Q2 2024 earnings summary
13 Jun, 2025Executive summary
Revenue for Q2 2024 declined 67.3% year-over-year to $1.13M, driven by reduced subscription box sales, elimination of marketing spend, and warehouse relocation disruptions.
Net loss for Q2 2024 was $1.3M ($0.67/share), a 23.7% improvement from Q2 2023, due to lower expenses and cost of goods sold.
Gross margin for Q2 2024 improved to 66.2% from 60.2% in Q2 2023, aided by prior inventory write-downs.
The company is pursuing a merger with Nina Footwear Corp., expected to close in Q4 2024, which will result in significant dilution for current shareholders.
Substantial doubt exists about the company's ability to continue as a going concern due to ongoing losses, negative cash flow, and a working capital deficit.
Financial highlights
Q2 2024 revenue: $1.13M (down 67.3% year-over-year); 1H 2024 revenue: $3.37M (down 55.0%).
Q2 2024 net loss: $1.3M (improved from $2.0M in Q2 2023); 1H 2024 net loss: $3.07M (improved from $3.98M in 1H 2023).
Gross margin for Q2 2024 was 66.2% (up from 60.2% in Q2 2023), aided by a prior inventory write-down; adjusted margin would be 60.7%.
Cash and restricted cash at June 29, 2024: $38.6K; working capital deficit: $2.0M; accumulated deficit: $54.5M.

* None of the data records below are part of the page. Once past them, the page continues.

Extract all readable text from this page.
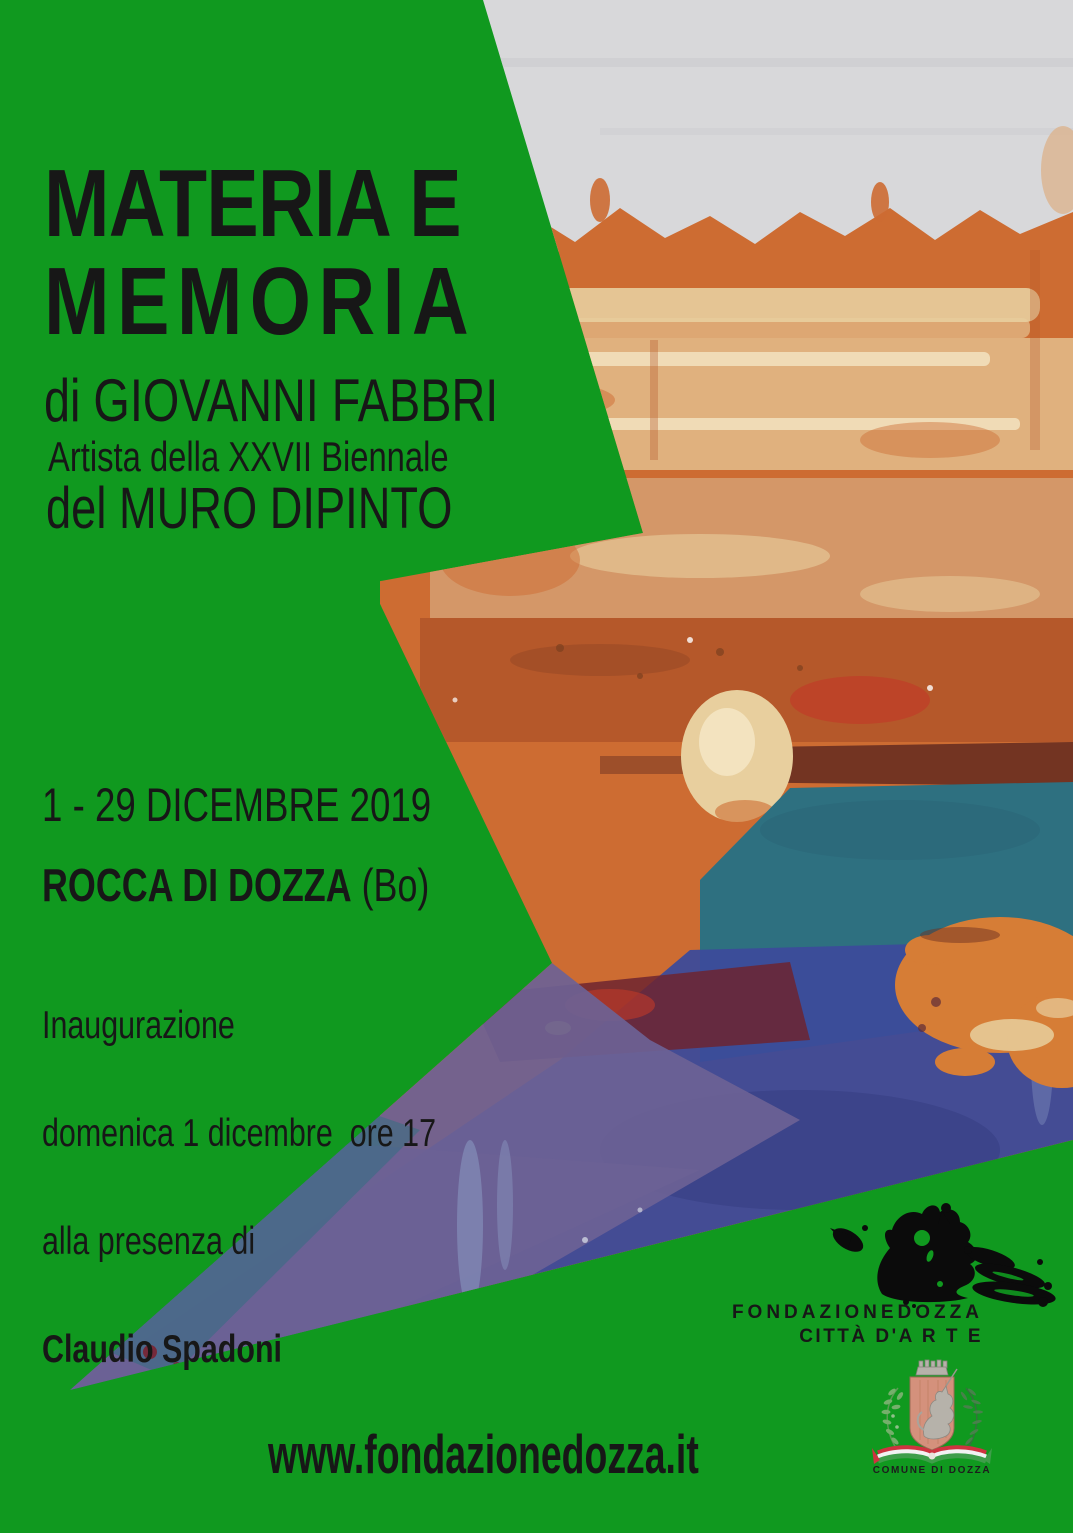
MATERIA E
MEMORIA
di GIOVANNI FABBRI
Artista della XXVII Biennale
del MURO DIPINTO
1 - 29 DICEMBRE 2019
ROCCA DI DOZZA (Bo)

Inaugurazione

domenica 1 dicembre  ore 17

alla presenza di

Claudio Spadoni

FONDAZIONEDOZZA
CITTÀ D'A R T E
COMUNE DI DOZZA
www.fondazionedozza.it
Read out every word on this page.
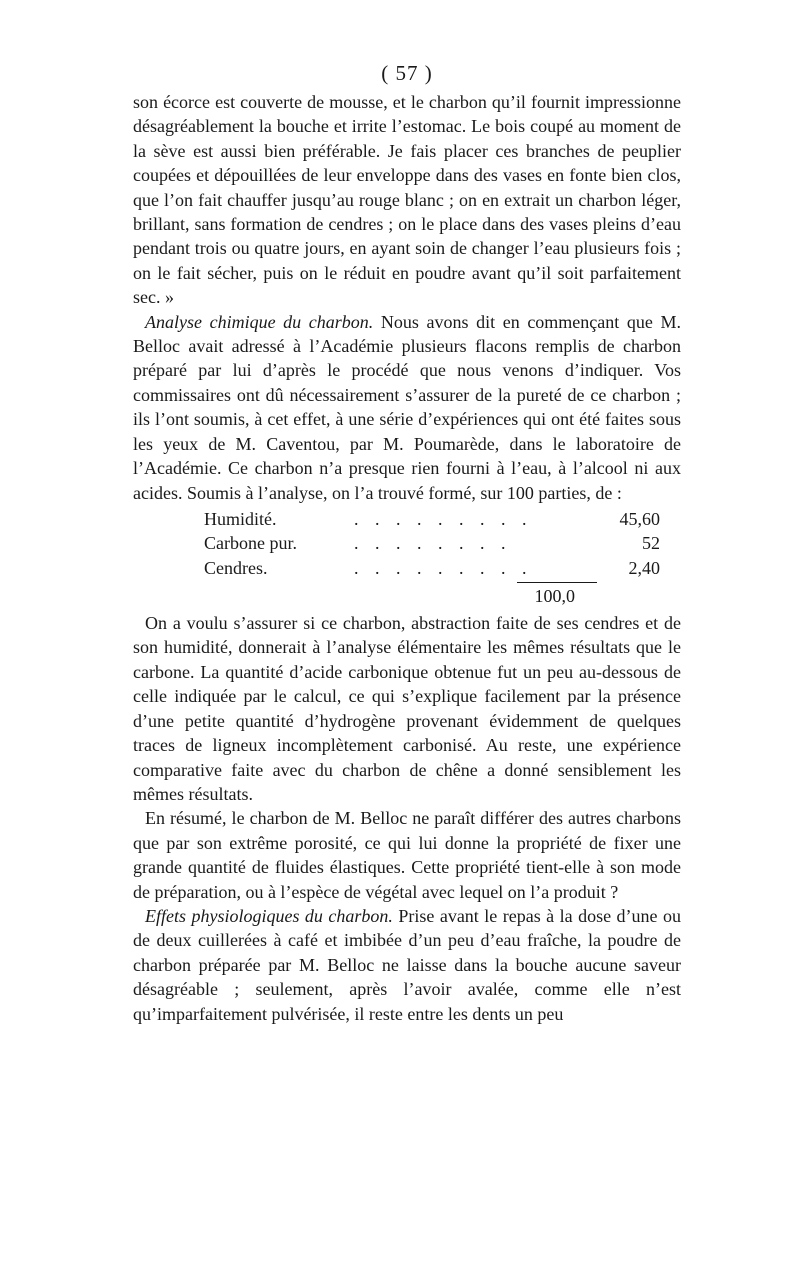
( 57 )

son écorce est couverte de mousse, et le charbon qu’il fournit impressionne désagréablement la bouche et irrite l’estomac. Le bois coupé au moment de la sève est aussi bien préférable. Je fais placer ces branches de peuplier coupées et dépouillées de leur enveloppe dans des vases en fonte bien clos, que l’on fait chauffer jusqu’au rouge blanc ; on en extrait un charbon léger, brillant, sans formation de cendres ; on le place dans des vases pleins d’eau pendant trois ou quatre jours, en ayant soin de changer l’eau plusieurs fois ; on le fait sécher, puis on le réduit en poudre avant qu’il soit parfaitement sec. »

Analyse chimique du charbon. Nous avons dit en commençant que M. Belloc avait adressé à l’Académie plusieurs flacons remplis de charbon préparé par lui d’après le procédé que nous venons d’indiquer. Vos commissaires ont dû nécessairement s’assurer de la pureté de ce charbon ; ils l’ont soumis, à cet effet, à une série d’expériences qui ont été faites sous les yeux de M. Caventou, par M. Poumarède, dans le laboratoire de l’Académie. Ce charbon n’a presque rien fourni à l’eau, à l’alcool ni aux acides. Soumis à l’analyse, on l’a trouvé formé, sur 100 parties, de :

Humidité.	. . . . . . . . .	45,60
Carbone pur.	. . . . . . . .	52
Cendres.	. . . . . . . . .	2,40
100,0

On a voulu s’assurer si ce charbon, abstraction faite de ses cendres et de son humidité, donnerait à l’analyse élémentaire les mêmes résultats que le carbone. La quantité d’acide carbonique obtenue fut un peu au-dessous de celle indiquée par le calcul, ce qui s’explique facilement par la présence d’une petite quantité d’hydrogène provenant évidemment de quelques traces de ligneux incomplètement carbonisé. Au reste, une expérience comparative faite avec du charbon de chêne a donné sensiblement les mêmes résultats.

En résumé, le charbon de M. Belloc ne paraît différer des autres charbons que par son extrême porosité, ce qui lui donne la propriété de fixer une grande quantité de fluides élastiques. Cette propriété tient-elle à son mode de préparation, ou à l’espèce de végétal avec lequel on l’a produit ?

Effets physiologiques du charbon. Prise avant le repas à la dose d’une ou de deux cuillerées à café et imbibée d’un peu d’eau fraîche, la poudre de charbon préparée par M. Belloc ne laisse dans la bouche aucune saveur désagréable ; seulement, après l’avoir avalée, comme elle n’est qu’imparfaitement pulvérisée, il reste entre les dents un peu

Revenue by channel: Subscription boxes $804,837 (-69.1%), third-party websites $32,801 (-92.3%), online website sales $290,685 (-29.9%) year-over-year.
Outlook and guidance
Management expects continued net losses and is not purchasing new inventory, focusing on selling existing stock.
The company anticipates regaining Nasdaq compliance and strengthening its balance sheet upon closing the Nina Footwear merger.
No formal revenue or earnings guidance provided; future performance depends on successful financing and merger completion.
Merger with Nina Footwear anticipated to close in Q4 2024, expected to increase revenue, cash flow, and stockholder value.